Berkley Fire Department Offers Hot Weather Safety Tips Ahead of Potential Heat Wave

Berkley Fire Rescue
Scott Fournier, Chief
5 N Main St.
Berkley, MA 02779

For Immediate Release

Friday, July 19, 2019

Contact: Benjamin Paulin
Phone: 781-742-3922
Email: [email protected]

 

Berkley Fire Department Offers Hot Weather Safety Tips Ahead of Potential Heat Wave

BERKLEY – As the hottest weeks of summer approach, Chief Scott Fournier would like to remind residents to take safety precautions during their summer activities, especially those that take place outdoors.

“With temperatures and humidity levels expected to climb this weekend, residents are encouraged to familiarize themselves with the steps they should take to stay safe, as well as the symptoms of heat illness,” Chief Fournier said. “Pay close attention to children, the elderly and pets.”

The National Weather Service is expecting temperatures to reach into the 90s throughout the weekend in Berkley. Regionally, temperatures are forecast to be in the 90s to lower 100s, and Saturday is expected to be the hottest day.

An Excessive Heat Watch has been issued by the National Weather Service for most of Massachusetts on Saturday from 11 a.m. to 9 p.m.
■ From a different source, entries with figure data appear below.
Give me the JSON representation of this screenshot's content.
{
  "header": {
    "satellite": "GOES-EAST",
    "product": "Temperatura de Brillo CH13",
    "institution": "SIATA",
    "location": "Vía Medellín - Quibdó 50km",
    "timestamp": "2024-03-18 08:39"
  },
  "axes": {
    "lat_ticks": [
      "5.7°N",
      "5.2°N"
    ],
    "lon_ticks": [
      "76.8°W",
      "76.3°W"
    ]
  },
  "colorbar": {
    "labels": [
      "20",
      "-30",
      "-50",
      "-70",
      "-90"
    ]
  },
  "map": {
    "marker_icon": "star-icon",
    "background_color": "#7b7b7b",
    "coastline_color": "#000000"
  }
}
To prevent illness and injuries, the Berkley Fire Department recommends the following safety tips from the American Red Cross and National Safety Council:

Heat Safety Tips:

  • Hot cars can be deadly. Never leave children or pets in your vehicle. The inside temperature of the car can quickly reach over 100 degrees, even on a 70 degree day.
  • Stay hydrated by drinking plenty of fluids, like water.
  • Check on family, friends and neighbors who do not have air conditioning, who spend much of their time alone or who are more likely to be affected by the heat.
  • If someone doesn’t have air conditioning, they should seek relief from the heat during the warmest part of the day in places like libraries, theaters, malls, etc.
  • Wear loose-fitting, lightweight, light-colored clothing. Avoid dark colors because they absorb the sun’s rays.
  • Slow down, stay indoors and avoid strenuous exercise during the hottest part of the day, which is typically around 3 p.m.
  • Postpone outdoor games and activities if the temperature is too hot.
  • Avoid extreme temperature changes.
  • Take frequent breaks if working outdoors.
  • Check on animals frequently to ensure that they are not suffering from the heat. Make sure they have plenty of cool water.
  • Learn to recognize and treat heat illnesses.

Tips for Parents:

  • Limit playtime at peak sun exposure time and familiarize yourself with the signs of heat illnesses.
  • Avoid burns. If playground equipment is hot to the touch, it is too hot for your child’s bare skin.